Ex-Liberal to be charged in sponsorship scandal
Updated Fri. Apr. 18 2008 10:27 AM ET
Brian Daly, montreal.ctv.ca
MONTREAL -- For the first time, the RCMP is set to charge a former federal Liberal official in the sponsorship scandal that helped to bring down Paul Martin's Liberal government.
The Mounties have scheduled a news conference for 11 a.m. to announce charges against Benoit Corbeil, who ran the Liberal party's Quebec wing from 1999 to 2001.
Corbeil is one of a handful of top Quebec Liberals who ad executive Jean Brault says browbeat him for cash that was then funnelled to the party in the late 1990s and early 2000s.

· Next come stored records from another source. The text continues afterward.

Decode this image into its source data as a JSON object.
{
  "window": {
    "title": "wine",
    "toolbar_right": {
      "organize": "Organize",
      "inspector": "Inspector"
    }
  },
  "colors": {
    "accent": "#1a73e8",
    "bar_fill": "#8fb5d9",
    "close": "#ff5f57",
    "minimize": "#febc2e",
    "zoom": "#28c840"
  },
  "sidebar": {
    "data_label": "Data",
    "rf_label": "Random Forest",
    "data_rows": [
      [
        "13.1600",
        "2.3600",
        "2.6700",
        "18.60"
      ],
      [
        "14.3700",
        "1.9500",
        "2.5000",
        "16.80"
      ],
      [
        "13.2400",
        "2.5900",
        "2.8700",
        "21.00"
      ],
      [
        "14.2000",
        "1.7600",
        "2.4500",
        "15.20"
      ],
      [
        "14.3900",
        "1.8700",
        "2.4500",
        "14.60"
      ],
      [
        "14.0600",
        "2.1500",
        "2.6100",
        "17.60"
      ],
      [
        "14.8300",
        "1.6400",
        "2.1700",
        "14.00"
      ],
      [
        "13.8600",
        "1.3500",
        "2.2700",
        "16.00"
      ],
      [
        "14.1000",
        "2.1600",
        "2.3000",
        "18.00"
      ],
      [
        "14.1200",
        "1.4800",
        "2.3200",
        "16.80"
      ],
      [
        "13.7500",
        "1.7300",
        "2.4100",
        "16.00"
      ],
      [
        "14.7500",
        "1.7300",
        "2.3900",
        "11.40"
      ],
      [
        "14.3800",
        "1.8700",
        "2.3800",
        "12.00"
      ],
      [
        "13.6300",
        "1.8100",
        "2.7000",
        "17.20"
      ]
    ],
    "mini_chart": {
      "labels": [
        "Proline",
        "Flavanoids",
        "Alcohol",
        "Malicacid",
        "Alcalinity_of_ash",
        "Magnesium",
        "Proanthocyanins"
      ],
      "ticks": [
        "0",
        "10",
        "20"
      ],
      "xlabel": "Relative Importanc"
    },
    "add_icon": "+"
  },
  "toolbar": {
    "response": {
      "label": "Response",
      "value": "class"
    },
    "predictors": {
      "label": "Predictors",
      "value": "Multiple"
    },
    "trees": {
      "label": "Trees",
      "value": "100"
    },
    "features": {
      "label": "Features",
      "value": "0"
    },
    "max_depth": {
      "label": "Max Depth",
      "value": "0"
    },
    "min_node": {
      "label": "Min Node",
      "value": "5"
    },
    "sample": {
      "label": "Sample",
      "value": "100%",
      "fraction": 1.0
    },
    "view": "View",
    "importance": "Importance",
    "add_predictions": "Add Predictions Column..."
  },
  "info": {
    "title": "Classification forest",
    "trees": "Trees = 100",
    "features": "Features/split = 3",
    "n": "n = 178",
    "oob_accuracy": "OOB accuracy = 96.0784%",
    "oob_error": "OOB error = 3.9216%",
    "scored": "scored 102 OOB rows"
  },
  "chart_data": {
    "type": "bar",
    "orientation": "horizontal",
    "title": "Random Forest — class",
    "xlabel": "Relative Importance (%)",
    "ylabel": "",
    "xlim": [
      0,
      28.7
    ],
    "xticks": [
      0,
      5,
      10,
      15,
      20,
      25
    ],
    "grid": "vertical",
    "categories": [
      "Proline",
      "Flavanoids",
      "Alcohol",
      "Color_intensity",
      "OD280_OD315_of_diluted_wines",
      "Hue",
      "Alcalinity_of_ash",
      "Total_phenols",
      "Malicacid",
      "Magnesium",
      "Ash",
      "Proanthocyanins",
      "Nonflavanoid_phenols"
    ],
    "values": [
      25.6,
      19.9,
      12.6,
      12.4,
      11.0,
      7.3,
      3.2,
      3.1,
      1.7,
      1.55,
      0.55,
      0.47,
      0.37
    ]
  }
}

It's not clear at this time what charges Corbeil will face.
Several ad executives, as well as the top bureaucrat who ran the sponsorship program, have pleaded guilty in recent years to fraud charges in connection with the program.

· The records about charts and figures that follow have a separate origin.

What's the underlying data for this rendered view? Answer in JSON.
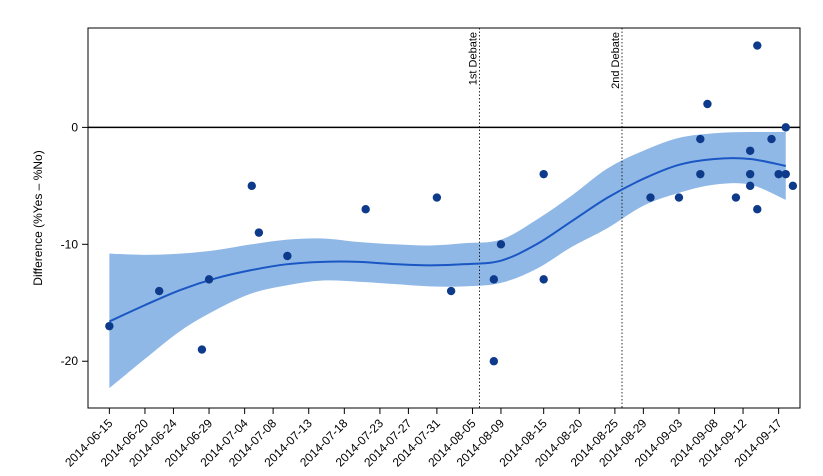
{
  "chart_data": {
    "type": "scatter",
    "ylabel": "Difference (%Yes – %No)",
    "xlabel": "",
    "ylim": [
      -24,
      8.5
    ],
    "xlim": [
      "2014-06-12",
      "2014-09-20"
    ],
    "yticks": [
      0,
      -10,
      -20
    ],
    "ytick_labels": [
      "0",
      "-10",
      "-20"
    ],
    "xticks": [
      "2014-06-15",
      "2014-06-20",
      "2014-06-24",
      "2014-06-29",
      "2014-07-04",
      "2014-07-08",
      "2014-07-13",
      "2014-07-18",
      "2014-07-23",
      "2014-07-27",
      "2014-07-31",
      "2014-08-05",
      "2014-08-09",
      "2014-08-15",
      "2014-08-20",
      "2014-08-25",
      "2014-08-29",
      "2014-09-03",
      "2014-09-08",
      "2014-09-12",
      "2014-09-17"
    ],
    "reference_line_y": 0,
    "events": [
      {
        "date": "2014-08-06",
        "label": "1st Debate"
      },
      {
        "date": "2014-08-26",
        "label": "2nd Debate"
      }
    ],
    "colors": {
      "points": "#0d3a8a",
      "trend": "#1a56c4",
      "band": "#8fb8e6",
      "frame": "#000000"
    },
    "points": [
      {
        "x": "2014-06-15",
        "y": -17
      },
      {
        "x": "2014-06-22",
        "y": -14
      },
      {
        "x": "2014-06-28",
        "y": -19
      },
      {
        "x": "2014-06-29",
        "y": -13
      },
      {
        "x": "2014-07-05",
        "y": -5
      },
      {
        "x": "2014-07-06",
        "y": -9
      },
      {
        "x": "2014-07-10",
        "y": -11
      },
      {
        "x": "2014-07-21",
        "y": -7
      },
      {
        "x": "2014-07-31",
        "y": -6
      },
      {
        "x": "2014-08-02",
        "y": -14
      },
      {
        "x": "2014-08-08",
        "y": -13
      },
      {
        "x": "2014-08-08",
        "y": -20
      },
      {
        "x": "2014-08-09",
        "y": -10
      },
      {
        "x": "2014-08-15",
        "y": -4
      },
      {
        "x": "2014-08-15",
        "y": -13
      },
      {
        "x": "2014-08-30",
        "y": -6
      },
      {
        "x": "2014-09-03",
        "y": -6
      },
      {
        "x": "2014-09-06",
        "y": -1
      },
      {
        "x": "2014-09-06",
        "y": -4
      },
      {
        "x": "2014-09-07",
        "y": 2
      },
      {
        "x": "2014-09-11",
        "y": -6
      },
      {
        "x": "2014-09-13",
        "y": -2
      },
      {
        "x": "2014-09-13",
        "y": -4
      },
      {
        "x": "2014-09-13",
        "y": -5
      },
      {
        "x": "2014-09-14",
        "y": 7
      },
      {
        "x": "2014-09-14",
        "y": -7
      },
      {
        "x": "2014-09-16",
        "y": -1
      },
      {
        "x": "2014-09-17",
        "y": -4
      },
      {
        "x": "2014-09-18",
        "y": -4
      },
      {
        "x": "2014-09-18",
        "y": 0
      },
      {
        "x": "2014-09-19",
        "y": -5
      }
    ],
    "trend": [
      {
        "x": "2014-06-15",
        "y": -16.6,
        "lo": -22.3,
        "hi": -10.8
      },
      {
        "x": "2014-06-20",
        "y": -15.2,
        "lo": -19.8,
        "hi": -10.9
      },
      {
        "x": "2014-06-25",
        "y": -13.9,
        "lo": -17.4,
        "hi": -10.8
      },
      {
        "x": "2014-06-30",
        "y": -12.9,
        "lo": -15.6,
        "hi": -10.5
      },
      {
        "x": "2014-07-05",
        "y": -12.2,
        "lo": -14.2,
        "hi": -10.0
      },
      {
        "x": "2014-07-10",
        "y": -11.7,
        "lo": -13.5,
        "hi": -9.6
      },
      {
        "x": "2014-07-15",
        "y": -11.5,
        "lo": -13.1,
        "hi": -9.5
      },
      {
        "x": "2014-07-20",
        "y": -11.5,
        "lo": -13.2,
        "hi": -9.8
      },
      {
        "x": "2014-07-25",
        "y": -11.7,
        "lo": -13.4,
        "hi": -10.0
      },
      {
        "x": "2014-07-30",
        "y": -11.8,
        "lo": -13.6,
        "hi": -10.1
      },
      {
        "x": "2014-08-04",
        "y": -11.7,
        "lo": -13.6,
        "hi": -9.9
      },
      {
        "x": "2014-08-09",
        "y": -11.4,
        "lo": -13.3,
        "hi": -9.6
      },
      {
        "x": "2014-08-14",
        "y": -10.0,
        "lo": -12.1,
        "hi": -7.9
      },
      {
        "x": "2014-08-19",
        "y": -8.0,
        "lo": -10.2,
        "hi": -5.8
      },
      {
        "x": "2014-08-24",
        "y": -6.0,
        "lo": -8.6,
        "hi": -3.5
      },
      {
        "x": "2014-08-29",
        "y": -4.4,
        "lo": -6.7,
        "hi": -2.0
      },
      {
        "x": "2014-09-03",
        "y": -3.2,
        "lo": -5.6,
        "hi": -0.9
      },
      {
        "x": "2014-09-08",
        "y": -2.7,
        "lo": -4.9,
        "hi": -0.5
      },
      {
        "x": "2014-09-13",
        "y": -2.7,
        "lo": -4.9,
        "hi": -0.4
      },
      {
        "x": "2014-09-18",
        "y": -3.3,
        "lo": -6.2,
        "hi": -0.4
      }
    ]
  }
}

Corbeil gave some of the most devastating testimony at the Gomery inquiry into the sponsorship program.
At a public inquiry in 2005, Corbeil named named nine Liberal party workers as having been paid from a $50,000 cash donation by Brault.
Corbeil always denied that he pressured Brault to kick cash back to the party, and he also dismissed suggestions that he pocketed cash slated for party workers.
But he is one of several witnesses who backed Brault's account of how sponsorship money was secretly funnelled to the Liberal party in exchange for sponsorship contracts.
The sponsorship program was created under the former Liberal administration of longtime prime minister Jean Chretien, ostensibly to increase Ottawa's profile in Quebec following the No side's narrow victory in the 1995 referendum.
But the program was wrought with corruption, as Liberal-friendly ad firms pocketed massive amounts of taxpayer money while performing little or no work.